A extrema direita venceu neste domingo (6) as eleições na Saxônia-Anhalt e abriu caminho para governar, pela primeira vez desde o fim do nazismo, um estado da Alemanha.
Com 44,2% dos votos, segundo as projeções mais recentes, o partido Alternativa para a Alemanha (AfD) transformou o pleito local em um terremoto político nacional.
A União Democrata Cristã (CDU), do chanceler Friedrich Merz e que governa o estado atualmente, afundou para 18%, metade do que havia obtido na eleição anterior. A participação recorde nessa pequena região do leste alemão ? cerca de 80% do eleitorado ? impulsionou o candidato Ulrich Siegmund, de 35 anos, estrela em ascensão da legenda.
Ele fez campanha com um programa de extrema direita que inclui o fim da obrigatoriedade escolar, classes separadas para crianças com deficiência e imigrantes, corte de verbas para a mídia pública e para as igrejas e ameaça de uma deriva contra ONGs que auxiliam refugiados.
"Não sei ainda se serei governador, mas já escrevemos a história", declarou Siegmund, visivelmente exultante, em seu comitê de campanha.
Sem maioria absoluta, ele dependerá de alianças para governar, e quem já sinalizou disposição para negociar é Sahra Wagenknecht, líder do partido populista BSW (sigla em alemão para Aliança Sahra Wagenknecht), que oscila em torno da cláusula de barreira de 5%. Se entrar no Parlamento regional, o BSW pode se tornar o fiel da balança.
A legenda de Wagenknecht compartilha com a AfD posições pró-Rússia e críticas ao apoio militar à Ucrânia. "O resultado desastroso da CDU se deve ao Brandmauer", disse a copresidente nacional da sigla de extrema direita, Alice Weidel, referindo-se ao "cordão sanitário" que isola o partido para impedir que ele assuma posições de poder.
Enquanto isso, Os Verdes e A Esquerda reafirmaram que não haverá "nenhuma colaboração com a extrema direita", porém o governador em fim de mandato da CDU, Sven Schulze, já adotou tom de realpolitik. "Eles [a AfD] são o partido mais forte. Precisamos lidar com a situação. Isto é democracia", declarou.
Chanceler enfraquecido
O resultado é um golpe direto em Merz, que havia prometido reduzir o AfD pela metade, mas viu o partido alcançar o auge de sua popularidade, colocando em xeque a estratégia de embate com a ultradireita.

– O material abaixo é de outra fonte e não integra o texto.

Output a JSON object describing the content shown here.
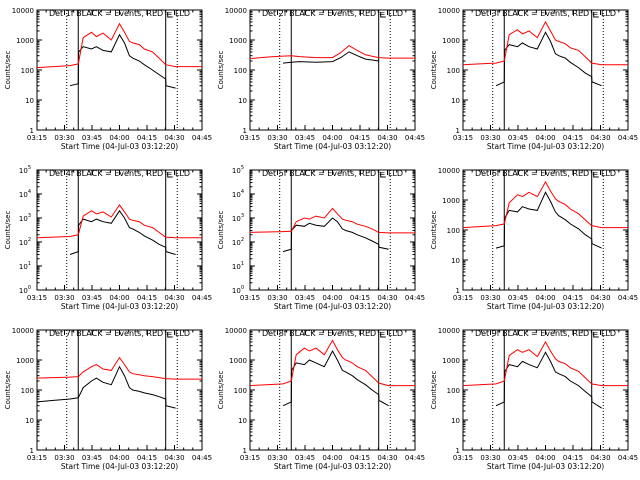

O vice-chanceler Lars Klingbeil, do Partido Social-Democrata (SPD), classificou a votação como "um sinal para Berlim" e defendeu mudanças no curso do governo federal. O SPD obteve 9% nas eleições deste domingo. Já A Esquerda, terceira colocada com percentual semelhante, tentou acalmar eleitores: "Não tenham medo. Vocês não estão sozinhos", disse a líder nacional Heidi Reichinnek.
Enquanto pairam dúvidas sobre quem governará a Saxônia-Anhalt, as atenções começam a se voltar para 20 de setembro, quando Berlim e Mecklemburgo-Pomerânia Ocidental realizam novas eleições estaduais, com a possibilidade de o AfD ampliar sua influência.